The fountain at SUNY Albany that remains frozen 10 months of the year

I just got a press release from my college that they’re “hoping to do something about the plight of LGBTQ+ persons on a global scale.”
UAlbany — also known as SUNY Albany or State University of New York at Albany when I attended, or New York State College for Teachers at Albany when Harvey Milk attended, but should be known by its original name when it was founded in 1844, Albany Normal School, because the school is anything but normal — teamed up with a New York company Nowigence to create the new project.
So UAlbany is working with Nowigence to launch UAlbany LGBTQ+ Activity Tracker to gather data globally “and over time to map a pattern of positive and negative events concerning the LGBTQ+ population.”
From the press release:

The UAlbany LGBTQ+ News Activity Tracker was developed to track events (such as protests, violence, and efforts at legislation and protection) related to the LGBTQ+ community in various newspaper articles and media outlets worldwide. The tracker gathers data globally and over time to map a pattern of positive and negative activity trends concerning the LGBTQ+ population.

The tracker provides people around the world with a one-site stop where they can see the daily activity by governmental and non-governmental actors (reported by newspapers), both positive and negative related to the LGBTQ+ community from protests to repression and violence to protection.

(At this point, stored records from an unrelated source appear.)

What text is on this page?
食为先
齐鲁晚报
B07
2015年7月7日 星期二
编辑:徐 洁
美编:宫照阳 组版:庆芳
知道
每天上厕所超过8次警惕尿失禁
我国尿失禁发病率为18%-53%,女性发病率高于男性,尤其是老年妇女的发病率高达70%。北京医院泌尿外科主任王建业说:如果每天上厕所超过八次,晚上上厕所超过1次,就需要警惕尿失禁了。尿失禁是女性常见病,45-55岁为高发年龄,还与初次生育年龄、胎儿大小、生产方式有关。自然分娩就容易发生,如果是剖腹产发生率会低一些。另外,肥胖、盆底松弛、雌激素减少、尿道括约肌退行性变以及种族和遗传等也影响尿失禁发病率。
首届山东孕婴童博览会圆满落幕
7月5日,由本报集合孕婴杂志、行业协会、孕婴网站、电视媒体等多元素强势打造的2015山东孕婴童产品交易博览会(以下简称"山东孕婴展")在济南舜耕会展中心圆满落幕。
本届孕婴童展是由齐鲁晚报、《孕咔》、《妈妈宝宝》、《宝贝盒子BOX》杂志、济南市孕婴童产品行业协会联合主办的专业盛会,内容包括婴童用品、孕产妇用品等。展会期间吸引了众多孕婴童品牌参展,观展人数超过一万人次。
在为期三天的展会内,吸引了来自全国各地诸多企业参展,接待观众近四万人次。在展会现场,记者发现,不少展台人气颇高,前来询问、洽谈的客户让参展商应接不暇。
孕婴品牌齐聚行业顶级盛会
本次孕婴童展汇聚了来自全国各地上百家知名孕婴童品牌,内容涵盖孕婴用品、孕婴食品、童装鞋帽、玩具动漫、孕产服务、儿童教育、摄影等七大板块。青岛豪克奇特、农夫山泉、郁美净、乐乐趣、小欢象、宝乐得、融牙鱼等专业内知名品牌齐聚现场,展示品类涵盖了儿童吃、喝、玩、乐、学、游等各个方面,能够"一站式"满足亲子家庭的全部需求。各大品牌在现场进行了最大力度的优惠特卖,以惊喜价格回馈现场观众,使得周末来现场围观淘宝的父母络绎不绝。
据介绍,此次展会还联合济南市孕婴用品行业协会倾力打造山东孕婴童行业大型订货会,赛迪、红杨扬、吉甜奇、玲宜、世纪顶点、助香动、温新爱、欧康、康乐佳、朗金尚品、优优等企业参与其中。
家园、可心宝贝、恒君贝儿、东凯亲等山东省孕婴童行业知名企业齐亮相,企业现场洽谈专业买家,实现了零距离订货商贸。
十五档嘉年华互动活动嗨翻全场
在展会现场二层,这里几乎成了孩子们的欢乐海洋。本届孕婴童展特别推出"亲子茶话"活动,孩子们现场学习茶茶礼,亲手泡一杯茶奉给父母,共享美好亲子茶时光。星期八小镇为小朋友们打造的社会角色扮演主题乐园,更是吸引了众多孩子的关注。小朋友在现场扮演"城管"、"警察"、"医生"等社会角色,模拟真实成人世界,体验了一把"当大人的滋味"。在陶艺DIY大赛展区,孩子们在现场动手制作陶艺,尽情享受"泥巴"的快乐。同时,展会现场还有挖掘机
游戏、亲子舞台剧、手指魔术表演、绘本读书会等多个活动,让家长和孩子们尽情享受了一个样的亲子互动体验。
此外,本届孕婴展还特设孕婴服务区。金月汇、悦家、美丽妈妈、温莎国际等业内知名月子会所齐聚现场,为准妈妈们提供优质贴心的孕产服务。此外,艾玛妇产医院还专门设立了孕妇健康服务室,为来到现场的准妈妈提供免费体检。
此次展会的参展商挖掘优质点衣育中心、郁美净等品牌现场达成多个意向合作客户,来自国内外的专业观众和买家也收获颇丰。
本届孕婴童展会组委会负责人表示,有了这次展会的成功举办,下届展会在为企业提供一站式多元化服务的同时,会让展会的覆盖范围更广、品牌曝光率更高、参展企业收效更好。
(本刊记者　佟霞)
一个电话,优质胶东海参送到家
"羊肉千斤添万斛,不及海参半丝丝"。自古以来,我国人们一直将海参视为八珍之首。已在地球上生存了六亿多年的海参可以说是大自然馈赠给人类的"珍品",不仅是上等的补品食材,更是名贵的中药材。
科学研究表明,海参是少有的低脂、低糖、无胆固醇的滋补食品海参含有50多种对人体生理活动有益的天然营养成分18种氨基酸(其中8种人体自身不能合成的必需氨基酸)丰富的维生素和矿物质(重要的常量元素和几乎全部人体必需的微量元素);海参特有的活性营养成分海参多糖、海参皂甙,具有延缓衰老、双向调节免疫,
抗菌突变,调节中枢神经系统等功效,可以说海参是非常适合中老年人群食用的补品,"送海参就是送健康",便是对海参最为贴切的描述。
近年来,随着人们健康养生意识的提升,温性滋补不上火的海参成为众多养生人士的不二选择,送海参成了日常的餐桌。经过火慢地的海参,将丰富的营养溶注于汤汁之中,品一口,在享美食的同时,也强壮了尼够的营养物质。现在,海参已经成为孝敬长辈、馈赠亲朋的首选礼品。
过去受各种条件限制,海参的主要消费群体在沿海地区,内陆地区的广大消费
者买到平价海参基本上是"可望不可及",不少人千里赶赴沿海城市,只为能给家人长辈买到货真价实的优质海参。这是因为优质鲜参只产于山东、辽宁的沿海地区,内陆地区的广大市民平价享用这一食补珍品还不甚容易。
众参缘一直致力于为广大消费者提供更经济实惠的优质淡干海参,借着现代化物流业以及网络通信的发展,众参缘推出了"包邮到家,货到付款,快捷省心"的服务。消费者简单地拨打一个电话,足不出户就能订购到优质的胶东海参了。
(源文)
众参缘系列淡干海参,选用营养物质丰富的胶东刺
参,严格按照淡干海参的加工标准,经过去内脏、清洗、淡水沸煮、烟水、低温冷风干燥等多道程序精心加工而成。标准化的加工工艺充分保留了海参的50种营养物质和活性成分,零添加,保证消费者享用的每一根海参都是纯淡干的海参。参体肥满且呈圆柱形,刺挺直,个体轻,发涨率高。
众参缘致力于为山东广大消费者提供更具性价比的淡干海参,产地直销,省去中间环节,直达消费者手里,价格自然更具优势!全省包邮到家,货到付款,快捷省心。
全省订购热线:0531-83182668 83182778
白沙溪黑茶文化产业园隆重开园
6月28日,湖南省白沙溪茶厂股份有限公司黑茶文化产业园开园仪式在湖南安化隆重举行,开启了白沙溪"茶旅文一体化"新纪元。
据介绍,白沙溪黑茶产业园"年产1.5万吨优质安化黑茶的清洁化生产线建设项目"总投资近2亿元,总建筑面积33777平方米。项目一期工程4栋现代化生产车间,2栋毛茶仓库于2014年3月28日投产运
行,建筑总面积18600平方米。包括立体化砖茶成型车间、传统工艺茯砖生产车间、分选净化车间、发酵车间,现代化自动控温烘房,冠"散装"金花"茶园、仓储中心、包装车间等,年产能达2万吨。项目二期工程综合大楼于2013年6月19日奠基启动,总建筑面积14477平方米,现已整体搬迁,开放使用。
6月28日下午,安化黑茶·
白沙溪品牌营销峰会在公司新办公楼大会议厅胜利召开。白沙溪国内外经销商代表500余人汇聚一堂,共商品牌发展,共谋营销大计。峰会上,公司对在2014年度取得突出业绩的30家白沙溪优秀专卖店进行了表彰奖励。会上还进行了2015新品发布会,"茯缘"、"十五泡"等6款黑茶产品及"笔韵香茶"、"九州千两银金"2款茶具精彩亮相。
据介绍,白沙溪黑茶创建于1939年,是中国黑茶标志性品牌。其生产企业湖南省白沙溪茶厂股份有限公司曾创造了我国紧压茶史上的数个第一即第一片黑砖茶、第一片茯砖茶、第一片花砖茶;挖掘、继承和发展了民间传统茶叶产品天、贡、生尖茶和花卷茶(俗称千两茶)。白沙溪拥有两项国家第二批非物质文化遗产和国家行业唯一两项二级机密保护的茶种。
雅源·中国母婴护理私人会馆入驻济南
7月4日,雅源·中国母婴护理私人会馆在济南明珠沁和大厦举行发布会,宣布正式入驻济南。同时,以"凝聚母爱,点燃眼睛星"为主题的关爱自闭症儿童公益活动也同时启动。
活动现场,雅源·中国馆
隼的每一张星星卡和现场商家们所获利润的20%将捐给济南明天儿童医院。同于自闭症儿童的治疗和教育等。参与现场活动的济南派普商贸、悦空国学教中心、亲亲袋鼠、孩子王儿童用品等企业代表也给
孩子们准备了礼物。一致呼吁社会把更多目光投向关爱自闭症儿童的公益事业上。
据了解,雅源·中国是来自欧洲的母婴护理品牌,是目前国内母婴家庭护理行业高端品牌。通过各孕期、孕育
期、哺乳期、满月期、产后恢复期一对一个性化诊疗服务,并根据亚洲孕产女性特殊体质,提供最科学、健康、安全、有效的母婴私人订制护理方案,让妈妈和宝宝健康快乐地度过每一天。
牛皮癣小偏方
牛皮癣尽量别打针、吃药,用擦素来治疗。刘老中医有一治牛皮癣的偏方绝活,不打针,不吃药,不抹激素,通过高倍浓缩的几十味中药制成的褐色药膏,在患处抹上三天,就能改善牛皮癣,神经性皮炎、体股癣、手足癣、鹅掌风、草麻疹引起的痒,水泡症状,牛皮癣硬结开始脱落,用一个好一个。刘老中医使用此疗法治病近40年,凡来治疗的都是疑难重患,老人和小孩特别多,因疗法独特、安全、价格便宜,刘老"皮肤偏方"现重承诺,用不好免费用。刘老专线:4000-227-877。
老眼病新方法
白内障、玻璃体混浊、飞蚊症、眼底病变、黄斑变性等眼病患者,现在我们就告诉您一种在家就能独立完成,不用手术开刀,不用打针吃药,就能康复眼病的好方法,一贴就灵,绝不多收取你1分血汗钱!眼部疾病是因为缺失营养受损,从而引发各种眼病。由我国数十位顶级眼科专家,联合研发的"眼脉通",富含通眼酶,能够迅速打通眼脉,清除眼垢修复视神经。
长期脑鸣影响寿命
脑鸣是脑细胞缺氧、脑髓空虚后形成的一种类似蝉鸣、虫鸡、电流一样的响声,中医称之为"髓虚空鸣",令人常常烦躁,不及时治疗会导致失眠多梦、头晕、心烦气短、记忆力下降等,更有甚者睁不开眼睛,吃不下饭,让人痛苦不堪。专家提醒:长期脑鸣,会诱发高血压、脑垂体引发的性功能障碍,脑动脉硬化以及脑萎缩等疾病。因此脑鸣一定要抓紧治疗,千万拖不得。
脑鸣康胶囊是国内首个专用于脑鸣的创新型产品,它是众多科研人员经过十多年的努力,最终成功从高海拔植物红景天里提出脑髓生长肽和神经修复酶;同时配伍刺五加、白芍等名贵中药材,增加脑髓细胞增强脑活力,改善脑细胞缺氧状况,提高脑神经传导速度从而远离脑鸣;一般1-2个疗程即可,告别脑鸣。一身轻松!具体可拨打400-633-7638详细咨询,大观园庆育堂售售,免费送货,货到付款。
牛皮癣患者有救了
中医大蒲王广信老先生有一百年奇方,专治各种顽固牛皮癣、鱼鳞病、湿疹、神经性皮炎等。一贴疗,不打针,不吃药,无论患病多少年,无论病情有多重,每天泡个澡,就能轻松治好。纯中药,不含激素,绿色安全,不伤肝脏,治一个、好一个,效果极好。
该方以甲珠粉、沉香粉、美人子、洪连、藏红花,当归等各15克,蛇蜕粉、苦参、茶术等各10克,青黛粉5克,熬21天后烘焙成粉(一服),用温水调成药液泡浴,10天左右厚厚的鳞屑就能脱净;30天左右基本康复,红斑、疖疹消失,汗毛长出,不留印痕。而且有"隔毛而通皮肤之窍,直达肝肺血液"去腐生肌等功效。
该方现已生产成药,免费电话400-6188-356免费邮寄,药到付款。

The laws vary widely from nation to nation, and for LGBTQ+ individuals traveling to countries where rights are restricted, they may endanger their lives unknowingly. Through its proprietary monitoring system, Nowigence can provide real-time, useful data to help keep people safe.

It does this by monitoring more than 60,000 public and private sources, delivering focused and meaningful data. Far more than a news service, Nowigence seeks to significantly change market intelligence from an abstract, subjective and fragmented guessing game, into a clear, objective, evidence based science supporting strategic and tactical decision-making.

The project is headed by Victor Asal, co-author of the book, Legal Path Dependence and the Long Arm of the Religious State: Sodomy Provisions and Gay Rights Across Nations and Over Time, which examines how and why countries enact laws that criminalize same-sex activities and how countries change these laws.
And a couple of notes about SUNY Albany: Yes, we’ve always had an identity crisis and alumni never adopt the current name of the school. The school always touts that our most famous alums are two gay men — Harvey Milk and Gregory Maguire, author of Wicked. And what do Harvey Milk and I have in common? In addition to both going to Albany, we both moved from Albany to Dallas. (Harvey hated Dallas, though, and left after about six months).